Pemerintah Iran menolak usulan yang diajukan Amerika Serikat (AS) untuk menghentikan sementara perang di Timur Tengah.
Iran kemudian mengeluarkan usulan gencatan senjata sendiri yang mereka pandang lebih adil, Rabu (25/3/2026).
Sebelumnya dua pejabat dari Pakistan menjelaskan proposal AS yang membahas mengenai pencabutan sanksi, permintaan agar Iran mengurangi program nuklir mereka, membatasi rudal, dan membuka kembali Selat Hormuz.
Proposal tersebut ditolak oleh Iran dan memilih mengeluarkan rencananya sendiri melalui televisi pemerintah.

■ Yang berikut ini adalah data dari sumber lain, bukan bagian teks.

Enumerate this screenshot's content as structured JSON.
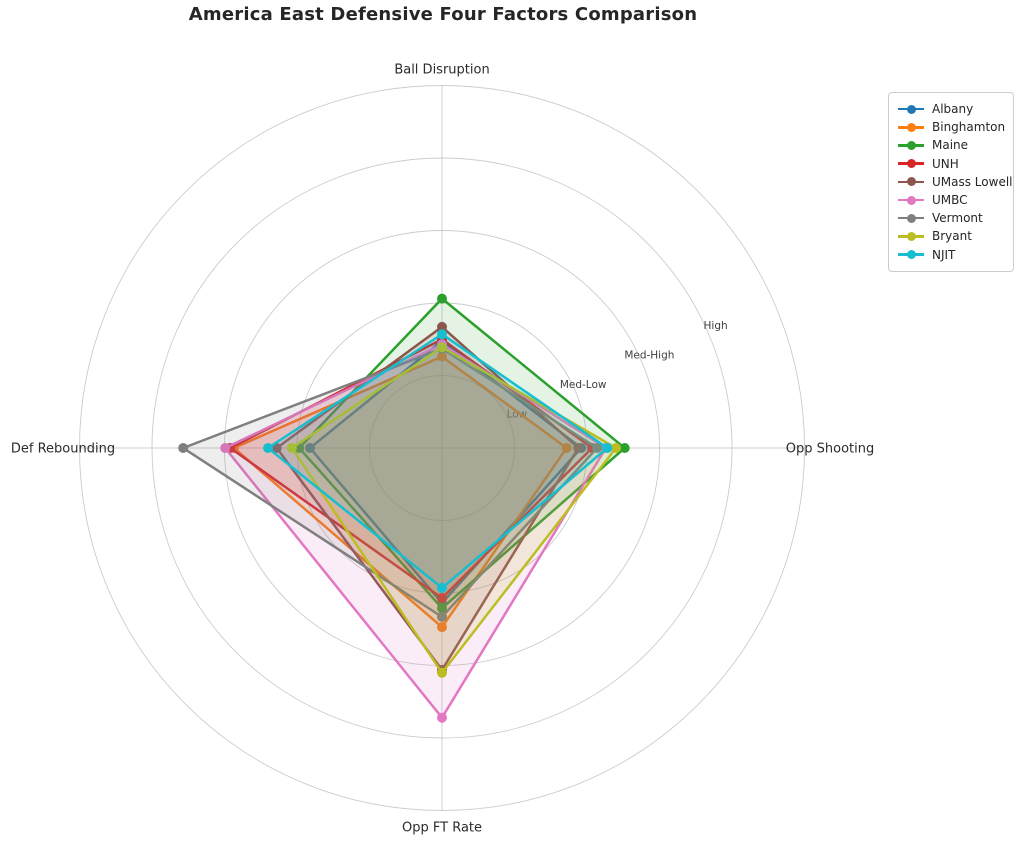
{
  "title": "America East Defensive Four Factors Comparison",
  "chart_data": {
    "type": "radar",
    "title": "America East Defensive Four Factors Comparison",
    "axes": [
      "Ball Disruption",
      "Opp Shooting",
      "Opp FT Rate",
      "Def Rebounding"
    ],
    "radial_ticks": [
      {
        "label": "Low",
        "value": 1
      },
      {
        "label": "Med-Low",
        "value": 2
      },
      {
        "label": "Med-High",
        "value": 3
      },
      {
        "label": "High",
        "value": 4
      }
    ],
    "r_max": 5,
    "grid": true,
    "legend_position": "upper right",
    "series": [
      {
        "name": "Albany",
        "color": "#1f77b4",
        "values": [
          1.48,
          1.92,
          2.14,
          1.82
        ]
      },
      {
        "name": "Binghamton",
        "color": "#ff7f0e",
        "values": [
          1.26,
          1.72,
          2.47,
          2.87
        ]
      },
      {
        "name": "Maine",
        "color": "#2ca02c",
        "values": [
          2.06,
          2.52,
          2.21,
          1.97
        ]
      },
      {
        "name": "UNH",
        "color": "#d62728",
        "values": [
          1.5,
          2.07,
          2.07,
          2.92
        ]
      },
      {
        "name": "UMass Lowell",
        "color": "#8c564b",
        "values": [
          1.67,
          1.88,
          3.06,
          2.28
        ]
      },
      {
        "name": "UMBC",
        "color": "#e377c2",
        "values": [
          1.43,
          2.26,
          3.72,
          2.99
        ]
      },
      {
        "name": "Vermont",
        "color": "#7f7f7f",
        "values": [
          1.37,
          2.14,
          2.33,
          3.57
        ]
      },
      {
        "name": "Bryant",
        "color": "#bcbd22",
        "values": [
          1.39,
          2.4,
          3.1,
          2.07
        ]
      },
      {
        "name": "NJIT",
        "color": "#17becf",
        "values": [
          1.57,
          2.28,
          1.93,
          2.4
        ]
      }
    ]
  },
  "colors": {
    "background": "#ffffff",
    "grid": "#cccccc",
    "title": "#262626",
    "axis_label": "#2b2b2b",
    "tick_label": "#404040",
    "legend_border": "#cccccc"
  }
}
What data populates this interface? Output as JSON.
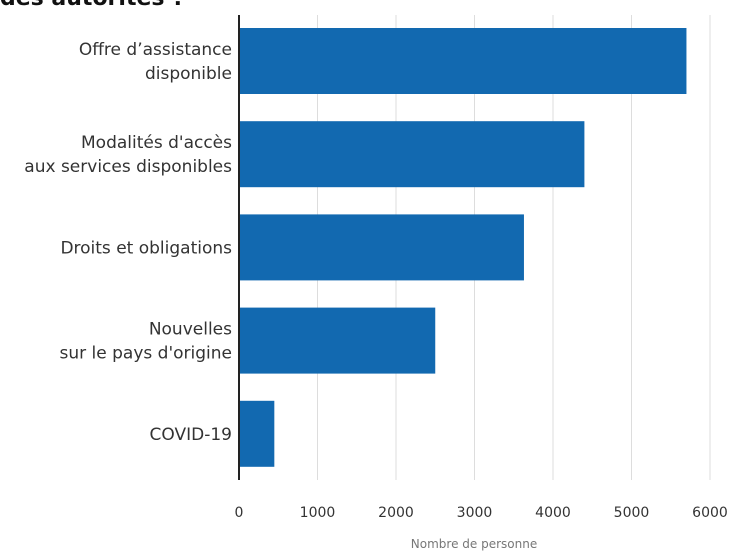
{
  "chart_data": {
    "type": "bar",
    "orientation": "horizontal",
    "title": "des autorités ?",
    "categories": [
      [
        "Offre d’assistance",
        "disponible"
      ],
      [
        "Modalités d'accès",
        "aux services disponibles"
      ],
      [
        "Droits et obligations"
      ],
      [
        "Nouvelles",
        "sur le pays d'origine"
      ],
      [
        "COVID-19"
      ]
    ],
    "values": [
      5700,
      4400,
      3630,
      2500,
      450
    ],
    "color": "#1269b0",
    "xlabel": "Nombre de personne",
    "xlim": [
      0,
      6000
    ],
    "xticks": [
      0,
      1000,
      2000,
      3000,
      4000,
      5000,
      6000
    ],
    "grid": true
  }
}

Iran meminta AS dan Israel menghentikan pembunuhan terhadap para pejabatnya, ganti rugi atas perang, pengakhiran permusuhan, dan kedaulatan Iran atas Selat Hormuz.
Menteri Luar Negeri Iran, Abbas Araghchi memastikan sejauh ini belum ada negosiasi yang terjadi antara Iran dengan pihak AS maupun Israel.
Abbas Araghchi juga menekankan Iran tidak berencana untuk melakukan negosiasi apa pun dengan pihak musuh, dan memilih untuk mengeluarkan usulan gencatan senjata sendiri.